Bedenklich ist diese Veränderung der Medienverhältnisse, weil der Meinungswildwuchs, der sich nicht in das pastörliche Bild der vielfach beschworenen „Meinungsvielfalt“ fügt, Meinungen überhaupt diskreditiert. Mediengesellschaften fehlen Instanzen, die Meinungen wiederum verbindlich evaluieren.
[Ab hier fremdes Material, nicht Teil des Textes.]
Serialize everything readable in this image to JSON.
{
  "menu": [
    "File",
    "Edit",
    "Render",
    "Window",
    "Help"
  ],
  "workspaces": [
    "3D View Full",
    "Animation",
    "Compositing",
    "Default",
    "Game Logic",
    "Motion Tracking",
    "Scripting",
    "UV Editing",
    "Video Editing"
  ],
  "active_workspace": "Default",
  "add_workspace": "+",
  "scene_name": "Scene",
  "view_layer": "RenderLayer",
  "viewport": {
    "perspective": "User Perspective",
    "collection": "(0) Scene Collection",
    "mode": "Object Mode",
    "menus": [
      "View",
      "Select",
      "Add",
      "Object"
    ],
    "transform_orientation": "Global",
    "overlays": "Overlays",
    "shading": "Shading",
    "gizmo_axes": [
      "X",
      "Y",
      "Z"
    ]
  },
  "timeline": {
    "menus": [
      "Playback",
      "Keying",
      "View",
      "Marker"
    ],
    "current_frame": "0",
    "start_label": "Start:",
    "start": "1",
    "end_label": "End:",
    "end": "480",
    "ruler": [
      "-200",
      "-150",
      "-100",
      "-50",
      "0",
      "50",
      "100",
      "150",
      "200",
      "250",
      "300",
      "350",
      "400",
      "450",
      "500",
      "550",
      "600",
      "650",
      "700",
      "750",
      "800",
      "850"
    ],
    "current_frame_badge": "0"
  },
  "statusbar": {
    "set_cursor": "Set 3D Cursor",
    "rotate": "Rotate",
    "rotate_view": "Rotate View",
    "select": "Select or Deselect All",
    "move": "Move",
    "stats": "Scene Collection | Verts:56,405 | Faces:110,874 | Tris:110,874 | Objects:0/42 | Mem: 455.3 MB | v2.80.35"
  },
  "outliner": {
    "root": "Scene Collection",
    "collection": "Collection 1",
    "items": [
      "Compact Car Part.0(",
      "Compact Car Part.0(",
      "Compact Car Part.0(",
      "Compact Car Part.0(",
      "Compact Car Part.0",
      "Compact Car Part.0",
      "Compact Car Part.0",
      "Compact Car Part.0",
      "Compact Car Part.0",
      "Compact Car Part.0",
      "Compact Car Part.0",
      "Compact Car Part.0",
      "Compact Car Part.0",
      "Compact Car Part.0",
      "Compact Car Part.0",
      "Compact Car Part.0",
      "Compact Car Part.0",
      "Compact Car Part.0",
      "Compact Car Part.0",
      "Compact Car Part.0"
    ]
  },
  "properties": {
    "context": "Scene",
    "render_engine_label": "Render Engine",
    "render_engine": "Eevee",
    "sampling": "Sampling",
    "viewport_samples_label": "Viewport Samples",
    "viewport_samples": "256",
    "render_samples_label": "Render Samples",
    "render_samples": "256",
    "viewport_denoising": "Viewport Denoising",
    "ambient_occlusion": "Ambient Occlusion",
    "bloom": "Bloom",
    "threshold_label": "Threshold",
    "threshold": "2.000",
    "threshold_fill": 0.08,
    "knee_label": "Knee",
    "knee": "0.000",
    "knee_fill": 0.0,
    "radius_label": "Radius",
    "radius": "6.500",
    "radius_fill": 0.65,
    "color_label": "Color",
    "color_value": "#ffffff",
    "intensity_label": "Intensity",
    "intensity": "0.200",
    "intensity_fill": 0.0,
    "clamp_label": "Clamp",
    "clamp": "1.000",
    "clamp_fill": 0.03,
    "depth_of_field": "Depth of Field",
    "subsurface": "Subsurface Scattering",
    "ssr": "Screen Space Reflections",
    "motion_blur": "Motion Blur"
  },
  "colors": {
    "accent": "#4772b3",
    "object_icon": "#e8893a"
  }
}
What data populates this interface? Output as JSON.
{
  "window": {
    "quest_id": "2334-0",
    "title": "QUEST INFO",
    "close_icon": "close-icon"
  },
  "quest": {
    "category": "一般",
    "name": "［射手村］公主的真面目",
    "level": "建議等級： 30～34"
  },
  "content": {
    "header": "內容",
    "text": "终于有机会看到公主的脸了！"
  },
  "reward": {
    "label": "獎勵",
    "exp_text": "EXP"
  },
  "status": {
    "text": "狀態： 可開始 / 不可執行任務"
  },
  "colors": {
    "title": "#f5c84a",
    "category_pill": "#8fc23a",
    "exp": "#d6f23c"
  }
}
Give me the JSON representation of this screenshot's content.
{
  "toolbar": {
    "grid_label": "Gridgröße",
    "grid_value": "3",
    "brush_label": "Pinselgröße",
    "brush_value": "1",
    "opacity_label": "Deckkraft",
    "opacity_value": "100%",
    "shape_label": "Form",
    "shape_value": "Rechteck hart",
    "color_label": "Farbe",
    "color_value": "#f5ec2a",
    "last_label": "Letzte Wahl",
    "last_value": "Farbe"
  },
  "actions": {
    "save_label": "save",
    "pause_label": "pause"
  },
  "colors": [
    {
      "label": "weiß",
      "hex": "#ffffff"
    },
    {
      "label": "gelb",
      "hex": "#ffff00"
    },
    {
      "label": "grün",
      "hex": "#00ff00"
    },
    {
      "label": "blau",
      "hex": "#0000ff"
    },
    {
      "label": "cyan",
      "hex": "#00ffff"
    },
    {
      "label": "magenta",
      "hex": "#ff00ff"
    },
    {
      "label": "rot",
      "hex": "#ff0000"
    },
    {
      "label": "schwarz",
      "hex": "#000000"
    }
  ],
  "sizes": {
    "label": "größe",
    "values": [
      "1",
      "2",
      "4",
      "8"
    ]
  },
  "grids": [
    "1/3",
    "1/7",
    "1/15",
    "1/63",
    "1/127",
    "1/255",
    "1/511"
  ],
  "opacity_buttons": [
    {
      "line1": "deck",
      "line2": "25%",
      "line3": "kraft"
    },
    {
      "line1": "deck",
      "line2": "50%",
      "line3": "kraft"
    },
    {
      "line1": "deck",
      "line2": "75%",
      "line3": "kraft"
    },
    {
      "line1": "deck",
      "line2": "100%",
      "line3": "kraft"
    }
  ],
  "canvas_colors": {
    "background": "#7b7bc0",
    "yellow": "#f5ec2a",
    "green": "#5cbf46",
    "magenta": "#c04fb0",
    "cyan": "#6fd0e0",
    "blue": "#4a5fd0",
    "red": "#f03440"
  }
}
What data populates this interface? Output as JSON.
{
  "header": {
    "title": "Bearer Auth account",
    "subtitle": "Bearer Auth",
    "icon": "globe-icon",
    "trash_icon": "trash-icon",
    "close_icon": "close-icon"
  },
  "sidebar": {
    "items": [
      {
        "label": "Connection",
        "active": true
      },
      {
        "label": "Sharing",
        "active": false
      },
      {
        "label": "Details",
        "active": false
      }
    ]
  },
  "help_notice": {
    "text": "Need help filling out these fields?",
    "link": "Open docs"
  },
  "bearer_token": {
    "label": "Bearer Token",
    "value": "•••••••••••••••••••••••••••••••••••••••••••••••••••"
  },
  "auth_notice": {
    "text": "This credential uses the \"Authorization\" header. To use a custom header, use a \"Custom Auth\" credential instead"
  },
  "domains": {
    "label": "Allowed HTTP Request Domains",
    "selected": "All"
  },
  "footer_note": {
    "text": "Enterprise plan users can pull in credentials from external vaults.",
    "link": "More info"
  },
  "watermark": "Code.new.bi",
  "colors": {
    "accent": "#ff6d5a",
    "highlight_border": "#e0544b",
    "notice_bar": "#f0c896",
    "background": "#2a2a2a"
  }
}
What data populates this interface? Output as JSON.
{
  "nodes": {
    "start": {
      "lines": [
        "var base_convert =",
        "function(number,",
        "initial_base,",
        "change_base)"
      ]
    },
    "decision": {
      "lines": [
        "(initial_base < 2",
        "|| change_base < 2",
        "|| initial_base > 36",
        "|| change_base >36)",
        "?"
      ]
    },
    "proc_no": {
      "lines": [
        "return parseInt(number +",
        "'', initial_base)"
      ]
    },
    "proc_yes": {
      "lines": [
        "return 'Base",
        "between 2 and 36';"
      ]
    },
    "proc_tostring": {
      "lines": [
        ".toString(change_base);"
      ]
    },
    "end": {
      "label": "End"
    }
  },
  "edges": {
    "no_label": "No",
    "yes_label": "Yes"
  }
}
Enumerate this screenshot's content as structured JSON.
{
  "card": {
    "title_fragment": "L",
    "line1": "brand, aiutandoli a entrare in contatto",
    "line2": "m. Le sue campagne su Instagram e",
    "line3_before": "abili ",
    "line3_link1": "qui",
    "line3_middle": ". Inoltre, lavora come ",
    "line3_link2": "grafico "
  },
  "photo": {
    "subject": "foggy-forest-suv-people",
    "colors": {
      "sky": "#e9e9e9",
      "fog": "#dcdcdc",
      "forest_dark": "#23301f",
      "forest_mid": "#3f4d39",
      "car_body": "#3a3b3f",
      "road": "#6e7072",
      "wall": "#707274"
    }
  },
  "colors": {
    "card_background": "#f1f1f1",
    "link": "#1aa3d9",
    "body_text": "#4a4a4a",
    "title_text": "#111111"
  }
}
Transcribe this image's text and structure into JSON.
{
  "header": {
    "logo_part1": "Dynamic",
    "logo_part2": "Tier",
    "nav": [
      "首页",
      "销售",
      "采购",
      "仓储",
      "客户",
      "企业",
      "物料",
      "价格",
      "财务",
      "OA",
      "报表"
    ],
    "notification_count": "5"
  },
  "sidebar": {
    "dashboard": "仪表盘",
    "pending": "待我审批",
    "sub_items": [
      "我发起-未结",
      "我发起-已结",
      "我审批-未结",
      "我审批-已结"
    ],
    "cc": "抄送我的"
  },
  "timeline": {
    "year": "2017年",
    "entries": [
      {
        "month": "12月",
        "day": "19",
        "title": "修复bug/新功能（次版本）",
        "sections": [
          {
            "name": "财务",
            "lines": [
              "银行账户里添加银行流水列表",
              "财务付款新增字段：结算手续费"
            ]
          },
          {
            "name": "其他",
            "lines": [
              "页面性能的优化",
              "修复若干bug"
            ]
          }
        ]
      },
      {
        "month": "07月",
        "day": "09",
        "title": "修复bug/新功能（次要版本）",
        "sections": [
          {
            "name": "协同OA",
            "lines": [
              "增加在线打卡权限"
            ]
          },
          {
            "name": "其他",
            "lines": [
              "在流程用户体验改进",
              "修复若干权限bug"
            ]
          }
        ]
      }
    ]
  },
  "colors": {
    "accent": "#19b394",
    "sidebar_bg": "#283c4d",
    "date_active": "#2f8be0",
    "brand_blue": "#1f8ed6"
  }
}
Solche Meta-Meinungen wären auch zu Recht verdächtig, wiederum bloße Meinungen zu sein - so verdächtig wie die nicht zufällig im virtuellen Biotop besonders gut sprießenden Verschwörungstheorien, die den Verdacht zum Fetisch machen, um darin schließlich keine andere Wahrheit mehr gelten lassen zu können als jene, die den Verdacht nährt.

Dabei war vordem für den Journalismus, der entgegen seinem Namen auch über den Tag hinaus wirken will, doch alles so bequem: Das öffentliche Subjekt, der aufgeklärte Demokrat, der Idealtyp des gesellschaftlich verantwortlich Handelnden hingen an redaktionell vorfabrizierten Informationen wie am Tropf der Demokratie. „Die von der Redaktion erarbeiteten Inhalte dienen als effiziente Informationsquelle für die Zielgruppe der gut ausgebildeten Nutzer“, behauptet heute noch die F.A.Z. Electronic Media GmbH.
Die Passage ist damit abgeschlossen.